Ganz simpel gesprochen: Zu viel oder zu wenig von einer Sache ist nie gut für die Rebe. Um nur einige Beispiele zu nennen: Rein aus botanischer Sicht fühlt sich die Rebe in fetten, nährstoffreichen Böden sehr wohl. Hier ist sie mit allem im Überfluss versorgt, wächst in atemberaubender Geschwindigkeit und trägt grosse Mengen an Früchten. Allerdings sind diese hohen Erträge nicht gerade qualitätsfördernd. Ideales, aromatisches Traubengut bringt die Rebe eher auf kargen Böden hervor, wo sie als Pflanze jedoch kämpfen muss. Sind die Böden zu karg, kann dann selbst die widerstandsfähigste Rebe nicht überleben. Wärmere Temperaturen fördern zwar Wachstum und Ausreifung, bei zu viel Hitze geht die Rebe allerdings in einen Überlebensmodus und stellt all ihre Aktivitäten mitunter komplett ein. Ein früher Austrieb kann in kühlen Regionen ein Segen sein, denn somit verlängert sich die potenzielle Wachstumsphase bis zur Ernte. Kommt es nach dem Austrieb jedoch zu Frost, erfrieren die empfindlichen, jungen Triebe und es kommt zu enormen Ernteausfällen.

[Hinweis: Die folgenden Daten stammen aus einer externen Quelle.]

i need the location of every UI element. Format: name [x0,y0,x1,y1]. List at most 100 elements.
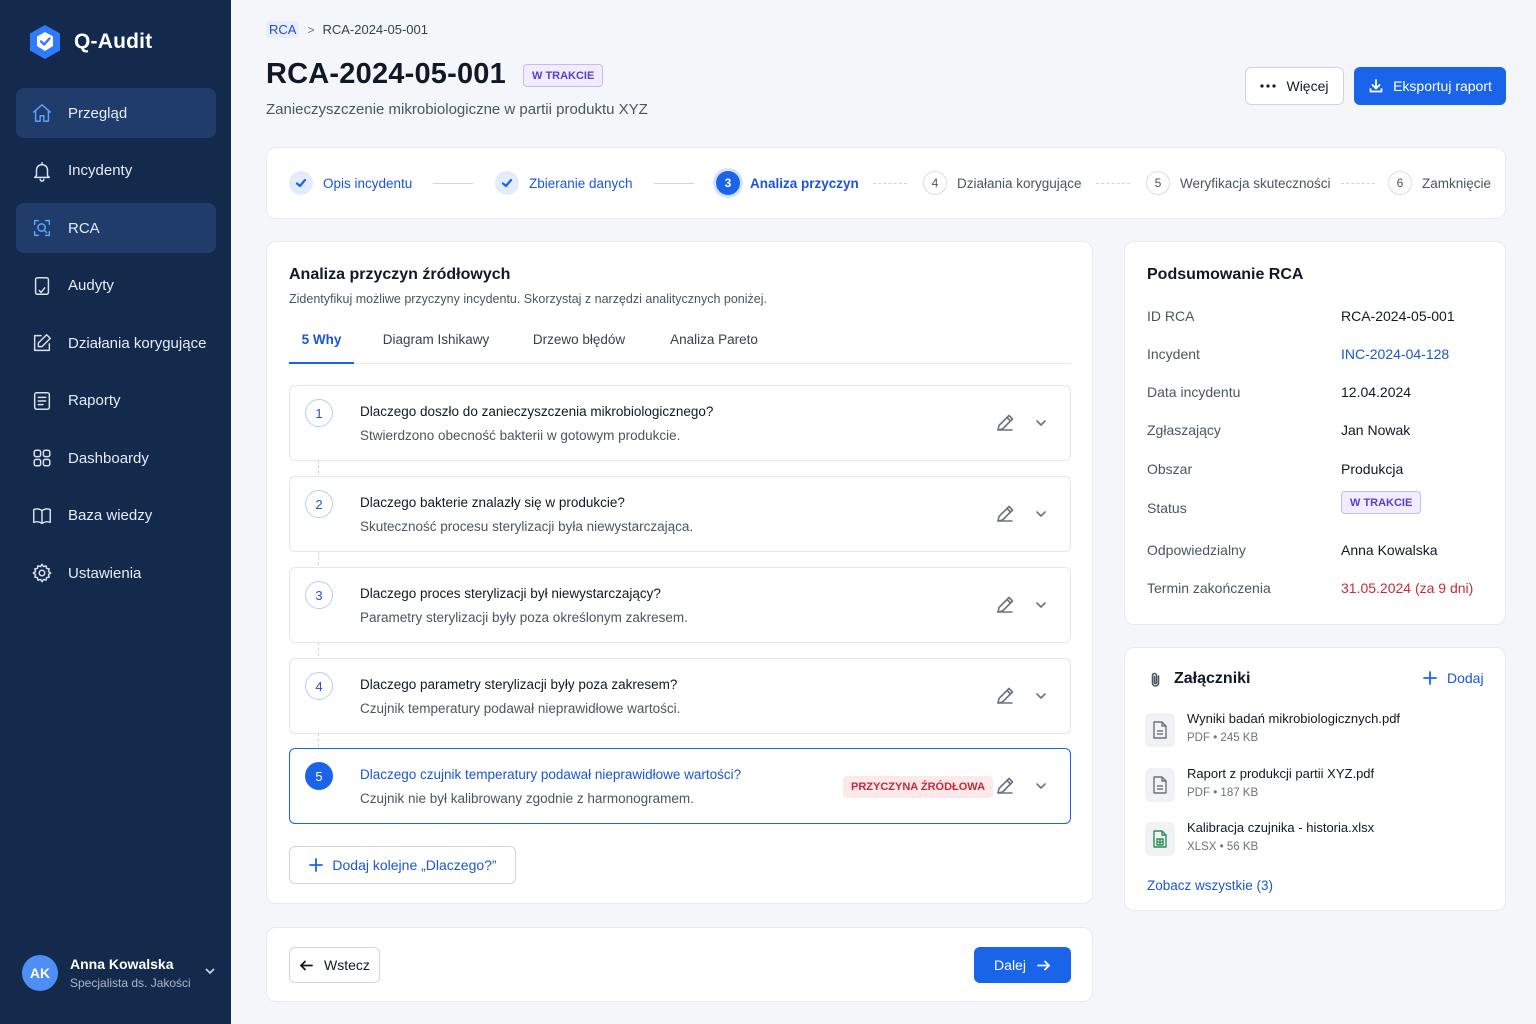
step-connector [873,183,907,184]
why-question: Dlaczego bakterie znalazły się w produkc… [360,495,625,510]
xlsx-file-icon [1145,822,1175,856]
step-zamkniecie[interactable]: 6 Zamknięcie [1388,171,1491,195]
sidebar-item-dzialania-korygujace[interactable]: Działania korygujące [16,318,216,368]
add-why-button[interactable]: Dodaj kolejne „Dlaczego?” [289,846,516,884]
root-cause-badge: PRZYCZYNA ŹRÓDŁOWA [843,776,994,798]
tab-5-why[interactable]: 5 Why [289,332,354,364]
summary-key: Incydent [1147,346,1200,362]
why-item-5[interactable]: 5 Dlaczego czujnik temperatury podawał n… [289,748,1071,824]
attachment-item[interactable]: Wyniki badań mikrobiologicznych.pdf PDF … [1145,711,1485,751]
attachment-name: Wyniki badań mikrobiologicznych.pdf [1187,711,1401,726]
breadcrumb-current: RCA-2024-05-001 [322,22,428,37]
app-name: Q-Audit [74,30,153,53]
why-question: Dlaczego czujnik temperatury podawał nie… [360,767,742,782]
breadcrumb-link-rca[interactable]: RCA [266,21,300,38]
step-analiza-przyczyn[interactable]: 3 Analiza przyczyn [716,171,859,195]
why-answer: Stwierdzono obecność bakterii w gotowym … [360,428,681,443]
step-label: Opis incydentu [323,175,413,191]
step-navigation: Wstecz Dalej [266,927,1093,1002]
user-role: Specjalista ds. Jakości [70,976,191,990]
user-menu[interactable]: AK Anna Kowalska Specjalista ds. Jakości [22,955,217,991]
brand[interactable]: Q-Audit [28,24,152,60]
step-opis-incydentu[interactable]: Opis incydentu [289,171,412,195]
step-label: Działania korygujące [957,175,1082,191]
why-item-3[interactable]: 3 Dlaczego proces sterylizacji był niewy… [289,567,1071,643]
add-attachment-button[interactable]: Dodaj [1423,670,1484,686]
attachments-card: Załączniki Dodaj Wyniki badań mikrobiolo… [1124,647,1506,911]
add-attachment-label: Dodaj [1447,670,1484,686]
pencil-icon[interactable] [994,412,1016,434]
summary-key: Termin zakończenia [1147,580,1271,596]
next-button[interactable]: Dalej [974,947,1071,983]
back-button[interactable]: Wstecz [289,947,380,983]
why-item-2[interactable]: 2 Dlaczego bakterie znalazły się w produ… [289,476,1071,552]
tab-diagram-ishikawy[interactable]: Diagram Ishikawy [373,332,499,364]
chevron-down-icon[interactable] [1034,598,1048,612]
attachment-size: 245 KB [1220,732,1259,744]
chevron-down-icon[interactable] [1034,779,1048,793]
sidebar-item-przeglad[interactable]: Przegląd [16,88,216,138]
home-icon [30,101,54,125]
search-analysis-icon [30,216,54,240]
step-connector [654,183,694,184]
section-title: Analiza przyczyn źródłowych [289,266,511,283]
step-number: 6 [1388,171,1412,195]
pdf-file-icon [1145,768,1175,802]
sidebar-item-ustawienia[interactable]: Ustawienia [16,548,216,598]
export-report-button[interactable]: Eksportuj raport [1354,67,1506,105]
chevron-down-icon[interactable] [1034,689,1048,703]
pdf-file-icon [1145,713,1175,747]
chevron-down-icon[interactable] [1034,416,1048,430]
chevron-down-icon[interactable] [1034,507,1048,521]
sidebar-item-baza-wiedzy[interactable]: Baza wiedzy [16,491,216,541]
chevron-down-icon[interactable] [203,964,217,983]
step-connector [1341,183,1375,184]
sidebar-nav: Przegląd Incydenty RCA Audyty Działania … [16,88,216,606]
summary-value: Anna Kowalska [1341,542,1438,558]
more-button[interactable]: Więcej [1245,67,1344,105]
book-icon [30,504,54,528]
tab-drzewo-bledow[interactable]: Drzewo błędów [521,332,637,364]
bell-icon [30,159,54,183]
download-icon [1369,79,1383,93]
incident-link[interactable]: INC-2024-04-128 [1341,346,1449,362]
edit-icon [30,331,54,355]
why-item-4[interactable]: 4 Dlaczego parametry sterylizacji były p… [289,658,1071,734]
step-dzialania-korygujace[interactable]: 4 Działania korygujące [923,171,1082,195]
more-button-label: Więcej [1286,78,1329,94]
grid-icon [30,446,54,470]
audit-icon [30,274,54,298]
attachment-type: PDF [1187,787,1210,799]
attachment-meta: PDF • 187 KB [1187,787,1259,799]
progress-stepper: Opis incydentu Zbieranie danych 3 Analiz… [266,147,1506,219]
tab-analiza-pareto[interactable]: Analiza Pareto [659,332,769,364]
report-icon [30,389,54,413]
why-item-1[interactable]: 1 Dlaczego doszło do zanieczyszczenia mi… [289,385,1071,461]
pencil-icon[interactable] [994,685,1016,707]
step-zbieranie-danych[interactable]: Zbieranie danych [495,171,633,195]
pencil-icon[interactable] [994,503,1016,525]
more-icon [1260,84,1277,88]
pencil-icon[interactable] [994,594,1016,616]
summary-title: Podsumowanie RCA [1147,266,1304,283]
sidebar-item-label: Raporty [68,392,121,409]
attachment-item[interactable]: Kalibracja czujnika - historia.xlsx XLSX… [1145,820,1485,860]
step-connector [1096,183,1130,184]
sidebar-item-rca[interactable]: RCA [16,203,216,253]
see-all-attachments-link[interactable]: Zobacz wszystkie (3) [1147,878,1273,893]
attachment-item[interactable]: Raport z produkcji partii XYZ.pdf PDF • … [1145,766,1485,806]
step-number: 5 [1146,171,1170,195]
why-number: 2 [305,490,333,518]
pencil-icon[interactable] [994,775,1016,797]
breadcrumb: RCA > RCA-2024-05-001 [266,21,428,38]
step-weryfikacja-skutecznosci[interactable]: 5 Weryfikacja skuteczności [1146,171,1331,195]
sidebar-item-dashboardy[interactable]: Dashboardy [16,433,216,483]
why-answer: Skuteczność procesu sterylizacji była ni… [360,519,694,534]
sidebar-item-raporty[interactable]: Raporty [16,376,216,426]
sidebar-item-audyty[interactable]: Audyty [16,261,216,311]
check-icon [289,171,313,195]
sidebar-item-incydenty[interactable]: Incydenty [16,146,216,196]
status-badge: W TRAKCIE [523,64,604,87]
root-cause-analysis-card: Analiza przyczyn źródłowych Zidentyfikuj… [266,241,1093,904]
summary-key: ID RCA [1147,308,1195,324]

Hagel ist ein Phänomen, welches der Rebe unabhängig von Zeitpunkt und Heftigkeit immer Schaden zufügt und meist eine lange Kette von Problemen nach sich zieht.

Wo wachsen Reben am besten?

Dies ist zunächst eine Frage der Perspektive, denn dort, wo sich die Rebe am wohlsten fühlt, bringt sie selten die besten Resultate.

Geht es um ideale Traubenqualität, so steht die Rebe am besten in kargen Hanglagen, wo ihr starkes Wachstum, sowie ihre Ertragsstärke natürlich gedrosselt werden und sie tiefgründige Wurzeln zur Nährstoffversorgung bilden muss. Je nach regionalem Klima und Rebsorte sollte der Standort so gewählt sein, dass unter Einwirkung lokaler Einflüsse eine möglichst langsame und dadurch nachhaltige Ausreifung der Trauben gewährleistet ist.

Was ist die Herausforderung bei kühlen Gebieten?

Hartnäckig hält sich die weitläufige Meinung, dass viel Wärme und Sonne als Idealbedingungen für den Weinbau anzusehen sind und damit kühle Gebiete klar im Nachteil stehen. Man vergisst dabei schnell, dass kühle Regionen ihre ganz eigenen Vorzüge haben, wie z.B. den Anbau frühreifer Sorten, die in warmen Regionen nicht qualitätstauglich sind, hier aber eine langsame, nachhaltige Ausreifung erfahren können.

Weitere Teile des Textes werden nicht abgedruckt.